Early on in his presidency, it seemed like impeachment was too far off. But now, we’re past the six-month mark, and a Democratic representative has introduced the first articles of impeachment against Trump.
Representative Brad Sherman, who’s based in L.A., introduced the measure, HR 438, on Wednesday afternoon, which accuses Trump of committing obstruction of justice by firing FBI Director James Comey amid investigations into Russian meddling in the 2016 election.
Trump’s spokeswoman Sarah Huckabee Sanders responded, saying, “I think that is utterly and completely ridiculous, and a political game at its worst.”
Sherman knows his move is bold, and “the first step on a very long road.” Considering he doesn’t have the support of many fellow Democrats, it seems near-impossible he’ll be successful in the Republican-led house.
Still, Sherman’s actions have reignited the conversation around impeachment, and whether it’s actually possible to remove Trump from office. When Sherman describes it as a “very long road,” he’s right about that, and when you read on about exactly what it entails, you’ll realise why so few politicians go down this road.
What is impeachment?
Many people think impeachment is the removal of a senior government official from their role, but impeachment is actually when formal charges are brought against them.
Mirriam-Webster Dictionary defines ‘impeach’ as:
1. a) to bring an accusation against
b) to charge with a crime or misdemeanor; specifically : to charge (a public official) before a competent tribunal with misconduct in office
c) to remove from office especially for misconduct
2. to cast doubt on; especially : to challenge the credibility or validity of | impeach the testimony of a witness
Usually a president is impeached, but it can also happen to the vice president and other high-level politicians.

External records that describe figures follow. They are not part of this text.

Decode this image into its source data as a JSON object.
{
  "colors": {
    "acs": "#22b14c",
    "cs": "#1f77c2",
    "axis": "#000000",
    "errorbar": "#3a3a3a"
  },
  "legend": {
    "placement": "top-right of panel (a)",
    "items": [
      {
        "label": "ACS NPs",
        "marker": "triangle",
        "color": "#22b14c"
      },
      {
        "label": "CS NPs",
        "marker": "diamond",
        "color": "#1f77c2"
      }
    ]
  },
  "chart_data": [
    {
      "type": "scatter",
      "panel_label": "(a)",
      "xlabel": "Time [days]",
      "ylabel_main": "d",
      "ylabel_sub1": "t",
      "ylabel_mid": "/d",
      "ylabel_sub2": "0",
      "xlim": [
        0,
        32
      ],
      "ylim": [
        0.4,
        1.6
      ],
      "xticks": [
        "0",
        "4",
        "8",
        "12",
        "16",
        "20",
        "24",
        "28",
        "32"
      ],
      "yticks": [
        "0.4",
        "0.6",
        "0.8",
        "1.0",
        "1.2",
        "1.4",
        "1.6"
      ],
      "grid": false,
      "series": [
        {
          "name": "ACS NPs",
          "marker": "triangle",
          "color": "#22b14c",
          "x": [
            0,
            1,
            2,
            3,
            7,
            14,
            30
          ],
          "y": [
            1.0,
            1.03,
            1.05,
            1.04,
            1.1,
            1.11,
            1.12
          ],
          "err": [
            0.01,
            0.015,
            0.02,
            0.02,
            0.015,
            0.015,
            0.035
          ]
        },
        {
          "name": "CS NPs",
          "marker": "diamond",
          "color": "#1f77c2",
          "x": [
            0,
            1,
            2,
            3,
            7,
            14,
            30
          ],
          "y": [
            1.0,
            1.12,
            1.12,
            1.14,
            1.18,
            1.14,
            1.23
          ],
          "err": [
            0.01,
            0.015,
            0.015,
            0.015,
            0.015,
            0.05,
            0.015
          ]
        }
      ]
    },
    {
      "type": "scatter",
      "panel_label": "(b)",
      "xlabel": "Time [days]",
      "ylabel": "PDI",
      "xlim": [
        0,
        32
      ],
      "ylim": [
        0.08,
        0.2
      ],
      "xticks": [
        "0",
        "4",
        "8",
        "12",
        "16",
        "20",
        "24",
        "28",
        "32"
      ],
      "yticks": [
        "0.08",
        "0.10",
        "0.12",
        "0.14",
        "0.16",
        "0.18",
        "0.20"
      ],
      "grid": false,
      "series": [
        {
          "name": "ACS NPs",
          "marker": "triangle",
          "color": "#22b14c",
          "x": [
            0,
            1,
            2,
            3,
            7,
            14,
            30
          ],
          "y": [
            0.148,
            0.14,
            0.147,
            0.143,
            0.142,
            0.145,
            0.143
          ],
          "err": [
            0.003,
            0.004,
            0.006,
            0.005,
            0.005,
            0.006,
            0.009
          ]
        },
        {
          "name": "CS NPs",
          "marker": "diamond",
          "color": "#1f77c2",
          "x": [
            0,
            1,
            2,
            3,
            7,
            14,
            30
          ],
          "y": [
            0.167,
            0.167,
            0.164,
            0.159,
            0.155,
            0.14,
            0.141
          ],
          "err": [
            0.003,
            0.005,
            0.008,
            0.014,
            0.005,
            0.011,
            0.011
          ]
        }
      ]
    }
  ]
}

The U.S. constitution states in Section 4: “The President, Vice President, and all civil Officers of the United States shall be removed from Office on Impeachment for, and conviction of, Treason, Bribery, or other High Crimes and Misdemeanors.”
Once an individual has been impeached in the House of Representatives, it goes to trial in the Senate. A two-thirds majority, or 67 of the 100 members of the Senate, is needed to convict and remove the president.
Basically, impeachment is the first step in removing a president from office.
Which U.S. presidents have been impeached before?
In the history of the United States, only two presidents have been impeached: Andrew Johnson and Bill Clinton. Neither was convicted of the charges filed against him, or removed from office.
President Johnson was the 17th President of the United States. His term ran from 1865 to 1869. He was accused of violating the Tenure of Office Act, but was acquitted in the Senate by one vote.
President Clinton was impeached by the House of Representatives on December 19, 1998, midway through his second term, on two charges: one of perjury, and one of obstruction of justice in relation to his extramarital affair with Monica Lewinsky, then a 22-year-old White House intern.
The Senate acquitted Clinton of both charges after a trial. He made a public apology about the affair, saying, “Indeed, I did have a relationship with Miss Lewinsky that was not appropriate. In fact, it was wrong. It constituted a critical lapse in judgment and a personal failure on my part for which I am solely and completely responsible.”
Many people think Richard Nixon was impeached for obstruction of justice with the Watergate scandal, but he resigned from office before that could happen. (His impeachment was in the works, though.) Nixon is the only president in U.S. history to resign during his presidency.